Massachusetts General Hospital (MGH)
Nabeel Bardeesy, PhD
- Associate Professor of Medicine at Harvard Medical School
- Faculty at the MGH Center for Cancer Research
- Affiliated Faculty at the MGH Center for Regenerative Medicine
12 postdoctoral fellows, technicians, and students
The laboratory has worked to develop experimental models to better understand cholangiocarcinoma and predict potential new treatment approaches
Message to Patients
- As a CCF Scientific Advisory Board Member and cholangiocarcinoma researcher, Dr. Bardeesy would like to convey the message to patients that there is a rapidly growing community of scientists who are focusing on this cancer. Significant advances have been made in identifying and understanding the mutations that cause this cancer. This information has led to clinical trials that are showing promise.

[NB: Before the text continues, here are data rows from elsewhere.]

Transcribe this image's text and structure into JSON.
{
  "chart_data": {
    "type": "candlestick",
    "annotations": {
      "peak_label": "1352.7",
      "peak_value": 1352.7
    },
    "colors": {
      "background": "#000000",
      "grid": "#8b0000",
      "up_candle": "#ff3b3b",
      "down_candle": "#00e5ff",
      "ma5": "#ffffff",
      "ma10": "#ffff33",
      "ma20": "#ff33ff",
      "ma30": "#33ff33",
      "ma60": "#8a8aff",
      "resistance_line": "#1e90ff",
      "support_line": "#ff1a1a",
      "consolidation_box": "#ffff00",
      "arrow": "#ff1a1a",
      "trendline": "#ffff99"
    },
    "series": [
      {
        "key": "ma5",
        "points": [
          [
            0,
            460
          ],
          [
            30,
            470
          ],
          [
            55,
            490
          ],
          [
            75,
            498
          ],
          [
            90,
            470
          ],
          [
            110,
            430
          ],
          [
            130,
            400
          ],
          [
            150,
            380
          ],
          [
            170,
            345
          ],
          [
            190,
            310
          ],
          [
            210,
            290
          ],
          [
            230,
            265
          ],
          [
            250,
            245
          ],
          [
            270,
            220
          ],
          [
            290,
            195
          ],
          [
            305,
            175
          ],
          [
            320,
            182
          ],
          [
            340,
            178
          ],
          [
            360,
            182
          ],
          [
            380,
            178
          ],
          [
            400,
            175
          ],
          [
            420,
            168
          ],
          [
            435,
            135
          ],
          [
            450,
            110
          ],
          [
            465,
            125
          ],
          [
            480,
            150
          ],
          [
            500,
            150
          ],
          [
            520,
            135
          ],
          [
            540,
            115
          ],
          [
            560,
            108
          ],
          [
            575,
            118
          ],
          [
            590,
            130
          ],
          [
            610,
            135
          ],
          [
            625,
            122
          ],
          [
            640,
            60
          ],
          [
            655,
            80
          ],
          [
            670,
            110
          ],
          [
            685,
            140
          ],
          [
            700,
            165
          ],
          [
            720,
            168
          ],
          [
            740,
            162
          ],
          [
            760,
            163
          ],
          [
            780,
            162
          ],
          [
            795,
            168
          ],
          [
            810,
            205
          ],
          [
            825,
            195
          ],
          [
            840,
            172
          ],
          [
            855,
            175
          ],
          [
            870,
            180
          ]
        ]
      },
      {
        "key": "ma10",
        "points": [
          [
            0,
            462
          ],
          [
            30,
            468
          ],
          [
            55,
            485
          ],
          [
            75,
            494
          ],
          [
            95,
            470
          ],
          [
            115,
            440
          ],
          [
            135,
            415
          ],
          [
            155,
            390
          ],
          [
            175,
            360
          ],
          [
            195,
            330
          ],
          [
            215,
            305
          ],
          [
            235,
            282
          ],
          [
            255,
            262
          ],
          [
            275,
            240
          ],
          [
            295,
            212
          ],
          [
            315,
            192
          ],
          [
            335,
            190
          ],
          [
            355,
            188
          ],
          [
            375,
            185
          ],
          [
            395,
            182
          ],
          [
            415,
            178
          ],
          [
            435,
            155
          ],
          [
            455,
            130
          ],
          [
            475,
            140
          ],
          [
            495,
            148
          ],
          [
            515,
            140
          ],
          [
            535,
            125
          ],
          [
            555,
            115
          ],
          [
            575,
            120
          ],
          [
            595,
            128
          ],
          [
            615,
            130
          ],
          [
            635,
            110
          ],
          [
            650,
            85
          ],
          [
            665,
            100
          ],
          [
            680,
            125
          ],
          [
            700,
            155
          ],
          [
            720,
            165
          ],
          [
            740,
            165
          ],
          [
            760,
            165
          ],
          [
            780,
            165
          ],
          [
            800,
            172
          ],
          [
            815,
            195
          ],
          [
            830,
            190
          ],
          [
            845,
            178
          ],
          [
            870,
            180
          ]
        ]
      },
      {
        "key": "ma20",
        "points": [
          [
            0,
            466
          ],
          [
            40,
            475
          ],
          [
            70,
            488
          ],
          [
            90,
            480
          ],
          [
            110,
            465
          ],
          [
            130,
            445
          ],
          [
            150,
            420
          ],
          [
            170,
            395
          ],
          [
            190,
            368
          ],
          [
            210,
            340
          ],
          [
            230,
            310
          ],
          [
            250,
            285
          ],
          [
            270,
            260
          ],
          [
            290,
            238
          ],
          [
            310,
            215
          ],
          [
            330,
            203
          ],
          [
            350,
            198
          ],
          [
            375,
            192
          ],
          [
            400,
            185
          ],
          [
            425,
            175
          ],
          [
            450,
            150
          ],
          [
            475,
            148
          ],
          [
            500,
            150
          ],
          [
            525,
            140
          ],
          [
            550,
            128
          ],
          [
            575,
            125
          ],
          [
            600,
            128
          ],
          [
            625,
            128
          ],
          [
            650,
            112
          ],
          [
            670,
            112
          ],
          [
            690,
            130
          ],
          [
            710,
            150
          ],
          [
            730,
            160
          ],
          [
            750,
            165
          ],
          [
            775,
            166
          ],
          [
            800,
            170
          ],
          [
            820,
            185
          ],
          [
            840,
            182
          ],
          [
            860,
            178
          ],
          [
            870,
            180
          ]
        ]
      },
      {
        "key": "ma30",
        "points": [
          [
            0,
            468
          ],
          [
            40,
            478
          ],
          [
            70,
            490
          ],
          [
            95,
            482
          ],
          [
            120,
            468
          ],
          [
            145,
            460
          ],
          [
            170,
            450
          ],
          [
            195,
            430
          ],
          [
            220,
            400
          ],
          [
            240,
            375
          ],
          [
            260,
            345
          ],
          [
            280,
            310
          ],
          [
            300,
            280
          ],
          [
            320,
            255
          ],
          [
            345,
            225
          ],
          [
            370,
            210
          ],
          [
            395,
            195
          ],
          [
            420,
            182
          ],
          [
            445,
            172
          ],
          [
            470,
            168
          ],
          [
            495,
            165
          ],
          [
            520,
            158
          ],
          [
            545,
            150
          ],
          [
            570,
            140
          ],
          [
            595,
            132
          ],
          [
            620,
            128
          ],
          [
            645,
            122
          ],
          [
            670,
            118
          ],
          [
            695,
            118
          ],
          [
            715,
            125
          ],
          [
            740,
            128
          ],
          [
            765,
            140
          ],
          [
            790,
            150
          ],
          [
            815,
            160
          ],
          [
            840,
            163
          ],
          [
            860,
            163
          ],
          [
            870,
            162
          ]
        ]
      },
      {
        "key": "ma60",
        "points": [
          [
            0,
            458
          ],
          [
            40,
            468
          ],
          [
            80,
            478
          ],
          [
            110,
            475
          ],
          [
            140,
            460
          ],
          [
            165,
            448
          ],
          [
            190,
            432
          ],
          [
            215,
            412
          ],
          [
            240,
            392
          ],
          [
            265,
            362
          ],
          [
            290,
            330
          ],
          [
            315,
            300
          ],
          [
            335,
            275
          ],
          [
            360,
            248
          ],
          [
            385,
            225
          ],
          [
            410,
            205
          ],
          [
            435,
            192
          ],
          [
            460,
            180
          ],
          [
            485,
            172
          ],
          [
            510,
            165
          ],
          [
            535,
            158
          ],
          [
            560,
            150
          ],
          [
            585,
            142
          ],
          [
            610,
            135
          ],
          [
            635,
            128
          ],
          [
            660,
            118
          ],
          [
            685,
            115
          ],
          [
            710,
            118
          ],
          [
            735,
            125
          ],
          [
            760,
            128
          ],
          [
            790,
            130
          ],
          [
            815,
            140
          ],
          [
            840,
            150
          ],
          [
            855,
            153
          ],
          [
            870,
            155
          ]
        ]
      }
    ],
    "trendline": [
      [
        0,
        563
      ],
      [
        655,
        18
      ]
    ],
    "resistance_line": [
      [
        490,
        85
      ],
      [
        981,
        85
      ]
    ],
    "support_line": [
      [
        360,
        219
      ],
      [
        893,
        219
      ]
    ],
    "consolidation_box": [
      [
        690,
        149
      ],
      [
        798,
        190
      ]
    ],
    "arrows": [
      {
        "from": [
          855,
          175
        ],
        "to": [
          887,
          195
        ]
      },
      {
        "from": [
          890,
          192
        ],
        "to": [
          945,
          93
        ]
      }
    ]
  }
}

- While much more needs to be done, the basic foundations in knowledge and model systems will continue to draw investigators to the field, and undoubtedly accelerate progress in the area.
CCF Funded Research
$50,000 – 2017 Andrea Scott Memorial Research Fellowship
Identifying Therapeutic Strategies for FGFR inhibition in Intrahepatic Cholangiocarcinoma Goal: To study the FGFR mutation to identify treatments that increase patient survival
$50,000 – 2016 Andrea Marie Fuquay Memorial Research Fellowship
2-HG as a Biomarker in Patients with IDH-mutant Intrahepatic Cholangiocarcinoma Goal: To compare new biomarkers to CA19-9 for diagnosing, monitoring, and predicting survival in patients with the IDH mutation
$60,000 – 2013 Conquer Cancer Young Investigator Award
Mutant IDH Inhibits HNF-4a to Block Hepatocyte Differentiation and Promote Biliary Cancer Goal: To develop animal models, including gene mutations, to better understand cholangiocarcinoma in humans
CCF Funded Research Publications
- Mass. General Team Identifies Mechanisms Behind Resistance to FGFR Inhibitor Drug Cancer Discovery, March 2017
- Clinical Features and Tumor Mutational Profile of Younger vs Older Patients with Cholangiocarcinoma Gastrointestinal Cancers Symposium, San Francisco, January 2017
- Consensus Treatment Guidelines for Urgent Symptoms in CCA Patients with Biliary Stents Using the Modified Rand/UCLA Delphi Process Gastrointestinal Cancers Symposium, San Francisco
- Isocitrate Dehydrogenase Mutations Confer Dasatinib Hypersensitivity and SRC Dependence in Intrahepatic Cholangiocarcinoma Cancer Discovery, July 2016
- Mutant IDH Inhibits HNF-4a to Block Hepatocyte Differentiation and Promote Biliary Cancer Nature, VOL. 513, NO. 7516, 2014
Dr. Bardeesy considers the training of more than 10 postdoctoral fellows who now have established their own laboratories at major research universities or pharmaceutical companies focusing on cancer biology and therapeutics as his most important contribution to science.
Like many researchers, Dr. Bardeesy’s greatest challenges relate to the current funding climate. The federal government has traditionally been the most important source of research support in the U.S., and the budgets over the past many years have not matched the rising costs of doing biomedical research. Moreover, since cholangiocarcinoma is considered a rare cancer, there is an additional challenge in competing for funding with grant applications on cancer types thought to be of greater priority.
Nabeel Bardeesy, PhD
“By supporting innovative studies of cholangiocarcinoma by young cancer researchers, the Cholangiocarcinoma Foundation has made truly outstanding contributions to the field of cholangiocarcinoma research.”
Lei Shi, PhD
“With the generous support from the Cholangiocarcinoma Foundation, I am excited to investigate what fuels cancer cell growth and tumor formation in cholangiocarcinoma, which will help us to develop innovative drugs to improve treatment options.”